The Department of Environment, Community & Local Government is responsible for elections, so there's lots of info on the Department website.

Can I find out what my local TD has said about migration/workers' rights/equality/another issue that affects me?

Yes! At least, you can find out what they have said in the Dáil. kildarestreet.com contains records of everything said in the Dáil by all TDs. Search for your TD's name, then use the search box in the top right-hand corner to search through their speeches in the Dáil for terms like migrants, immigrants, workers, employees, families, football, icecream...whatever you're interested in!

I might not be at home on the day of the General Election. How can I vote?

Postal votes are available in certain circumstances - click HERE and scroll down to Postal Voters List for details.

I have a disability and can't go to a polling station. How can I vote?

The Citizens Information site lists your options HERE, or you can download a Government information leaflet HERE (pdf).

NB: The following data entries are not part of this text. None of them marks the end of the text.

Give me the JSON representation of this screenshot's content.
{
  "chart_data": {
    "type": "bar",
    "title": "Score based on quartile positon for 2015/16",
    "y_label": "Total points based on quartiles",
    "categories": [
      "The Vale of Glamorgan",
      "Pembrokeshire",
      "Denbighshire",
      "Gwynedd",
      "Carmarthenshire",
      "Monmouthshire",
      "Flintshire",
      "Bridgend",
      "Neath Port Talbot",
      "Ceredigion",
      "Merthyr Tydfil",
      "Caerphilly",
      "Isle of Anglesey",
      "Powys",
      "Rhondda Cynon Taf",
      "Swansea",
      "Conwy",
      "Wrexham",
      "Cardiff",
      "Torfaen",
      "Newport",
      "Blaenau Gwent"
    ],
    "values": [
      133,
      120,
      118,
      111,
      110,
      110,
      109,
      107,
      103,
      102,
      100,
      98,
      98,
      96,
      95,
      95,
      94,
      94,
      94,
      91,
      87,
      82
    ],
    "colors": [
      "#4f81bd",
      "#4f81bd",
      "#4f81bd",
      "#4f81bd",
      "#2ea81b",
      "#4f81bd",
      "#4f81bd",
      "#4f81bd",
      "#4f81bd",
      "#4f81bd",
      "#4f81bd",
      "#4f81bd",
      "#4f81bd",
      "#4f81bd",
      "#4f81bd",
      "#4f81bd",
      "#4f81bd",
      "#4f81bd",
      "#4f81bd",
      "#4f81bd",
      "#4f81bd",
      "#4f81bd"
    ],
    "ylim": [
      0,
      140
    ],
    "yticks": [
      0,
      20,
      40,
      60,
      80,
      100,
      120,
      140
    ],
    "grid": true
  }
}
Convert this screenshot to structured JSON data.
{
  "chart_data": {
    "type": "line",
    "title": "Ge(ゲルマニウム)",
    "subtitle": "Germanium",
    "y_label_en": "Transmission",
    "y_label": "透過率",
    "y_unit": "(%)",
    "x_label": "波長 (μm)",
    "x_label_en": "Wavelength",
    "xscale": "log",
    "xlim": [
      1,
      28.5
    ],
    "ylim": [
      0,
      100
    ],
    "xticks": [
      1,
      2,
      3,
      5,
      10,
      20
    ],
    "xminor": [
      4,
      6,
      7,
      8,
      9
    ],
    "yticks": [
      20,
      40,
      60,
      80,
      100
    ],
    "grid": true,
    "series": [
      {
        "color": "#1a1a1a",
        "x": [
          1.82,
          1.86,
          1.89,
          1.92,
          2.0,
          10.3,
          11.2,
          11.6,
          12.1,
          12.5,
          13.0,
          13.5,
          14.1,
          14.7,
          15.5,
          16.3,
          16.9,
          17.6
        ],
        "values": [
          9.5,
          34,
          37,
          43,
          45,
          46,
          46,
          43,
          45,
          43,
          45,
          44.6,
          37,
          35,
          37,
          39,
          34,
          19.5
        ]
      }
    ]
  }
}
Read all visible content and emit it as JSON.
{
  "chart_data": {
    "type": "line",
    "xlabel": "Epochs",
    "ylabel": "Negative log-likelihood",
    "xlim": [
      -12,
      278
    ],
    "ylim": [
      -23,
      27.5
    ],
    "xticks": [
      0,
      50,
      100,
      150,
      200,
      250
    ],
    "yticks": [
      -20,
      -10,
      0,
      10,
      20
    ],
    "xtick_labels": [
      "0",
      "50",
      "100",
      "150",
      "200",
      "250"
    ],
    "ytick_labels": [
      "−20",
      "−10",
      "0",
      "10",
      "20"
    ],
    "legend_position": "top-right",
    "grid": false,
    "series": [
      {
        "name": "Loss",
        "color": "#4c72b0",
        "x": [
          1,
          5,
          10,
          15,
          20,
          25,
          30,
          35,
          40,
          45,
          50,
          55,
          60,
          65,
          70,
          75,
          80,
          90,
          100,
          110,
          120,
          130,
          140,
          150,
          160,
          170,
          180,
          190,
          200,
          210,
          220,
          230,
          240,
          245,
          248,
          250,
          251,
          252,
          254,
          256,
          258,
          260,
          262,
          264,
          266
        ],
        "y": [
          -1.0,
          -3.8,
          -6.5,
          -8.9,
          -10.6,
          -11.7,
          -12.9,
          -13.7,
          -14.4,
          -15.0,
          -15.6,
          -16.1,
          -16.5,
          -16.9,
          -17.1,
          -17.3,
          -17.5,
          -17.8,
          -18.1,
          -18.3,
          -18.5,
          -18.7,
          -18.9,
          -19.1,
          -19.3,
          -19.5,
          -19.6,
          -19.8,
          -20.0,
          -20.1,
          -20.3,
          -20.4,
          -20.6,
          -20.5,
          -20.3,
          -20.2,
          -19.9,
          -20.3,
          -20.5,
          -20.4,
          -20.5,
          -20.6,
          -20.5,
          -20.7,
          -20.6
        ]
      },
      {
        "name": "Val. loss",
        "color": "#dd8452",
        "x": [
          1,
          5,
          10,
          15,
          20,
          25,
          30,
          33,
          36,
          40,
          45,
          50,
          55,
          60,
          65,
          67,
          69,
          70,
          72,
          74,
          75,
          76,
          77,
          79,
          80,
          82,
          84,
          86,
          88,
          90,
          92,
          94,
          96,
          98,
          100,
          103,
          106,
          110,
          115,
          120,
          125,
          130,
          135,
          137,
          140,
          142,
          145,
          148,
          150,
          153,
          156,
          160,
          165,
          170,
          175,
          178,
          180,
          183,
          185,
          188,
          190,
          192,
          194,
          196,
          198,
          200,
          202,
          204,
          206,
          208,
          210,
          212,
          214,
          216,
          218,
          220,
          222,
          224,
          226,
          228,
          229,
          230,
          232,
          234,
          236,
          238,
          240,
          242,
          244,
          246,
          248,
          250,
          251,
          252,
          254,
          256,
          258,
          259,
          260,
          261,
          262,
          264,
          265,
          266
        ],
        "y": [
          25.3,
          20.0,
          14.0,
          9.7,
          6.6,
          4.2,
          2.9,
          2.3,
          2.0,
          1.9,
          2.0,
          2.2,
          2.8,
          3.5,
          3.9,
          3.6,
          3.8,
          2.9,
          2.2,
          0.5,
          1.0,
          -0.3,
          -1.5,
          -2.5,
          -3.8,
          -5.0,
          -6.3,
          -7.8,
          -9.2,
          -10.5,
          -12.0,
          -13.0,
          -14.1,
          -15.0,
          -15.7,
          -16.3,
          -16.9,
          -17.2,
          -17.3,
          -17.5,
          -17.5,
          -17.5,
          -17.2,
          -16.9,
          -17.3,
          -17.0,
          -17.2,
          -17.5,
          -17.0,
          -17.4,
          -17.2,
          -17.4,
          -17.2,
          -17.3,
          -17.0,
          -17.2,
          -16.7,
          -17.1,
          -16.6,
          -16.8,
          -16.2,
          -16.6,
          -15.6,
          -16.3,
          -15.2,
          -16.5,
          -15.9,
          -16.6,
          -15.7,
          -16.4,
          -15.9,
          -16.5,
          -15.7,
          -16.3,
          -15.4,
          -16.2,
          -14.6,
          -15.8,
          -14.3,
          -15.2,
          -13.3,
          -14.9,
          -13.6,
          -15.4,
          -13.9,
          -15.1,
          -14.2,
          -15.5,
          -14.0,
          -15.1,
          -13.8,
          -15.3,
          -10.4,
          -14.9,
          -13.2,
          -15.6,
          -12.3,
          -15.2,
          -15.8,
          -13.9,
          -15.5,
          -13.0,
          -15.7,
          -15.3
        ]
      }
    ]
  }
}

I don't have a vote. How can I make my voice heard?

We've got some ideas about that! All migrant rights activists (whether or not you're a citizen) are welcome to our Migrants' Forum on Sunday 22nd November and to a Meet the Politicians forum in the new year. Keep an eye on our Facebook page for updates.

Undocumented migrants have a voice too, through the Justice for the Undocumented campaign - check out their Find a Voter campaign.

I'm really interested in getting more involved in Irish politics, in particular making political candidates more aware of migrant rights issues in Ireland.

Great! You're very welcome to get involved in MRCI's Migrant Power in Politics project (see below). Email helen@mrci.ie to find out more about our plans to inform politicians about the critical issues of the day facing migrant communities and how our campaigners are going to build migrant power in politics in the run up to the General Election.

You didn't answer my question!

Sorry about that! Please email Aoife at communications@mrci.ie and we'll do our best. 🙂

Migrant Power in Politics (MPP)

The MPP project aims to support and increase migrant political engagement in the run up to the 2016 General Election and deepen political candidates' understanding of migrant rights issues in Ireland.

Some of the issues we know you feel very strongly about: the urgent need for immigration reform and transparent laws, greater protections for vulnerable workers like au pairs, tackling racism and discrimination - especially in housing, applying for a job and the work place - strengthening the voice and representation of people from black and ethnic minority backgrounds in Irish politics, ending direct provision, a regularisation for undocumented migrants.

Over the next few months we will

  1. Run a voter education drive, producing tools and materials making it easier to vote and have your voice heard in Irish politics.
  2. Carry out communications and political education training with migrant activists and leaders to build their skills & knowledge to lobby and critically engage with the political system.
  3. With migrant leaders and activists, inform and educate political candidates on issues of the day for migrant communities in Ireland, creating a political manifesto and supporting analysis on modern migration in Ireland.

This work is made possible through the Caring for Communities Grant from the Community Foundation for Ireland.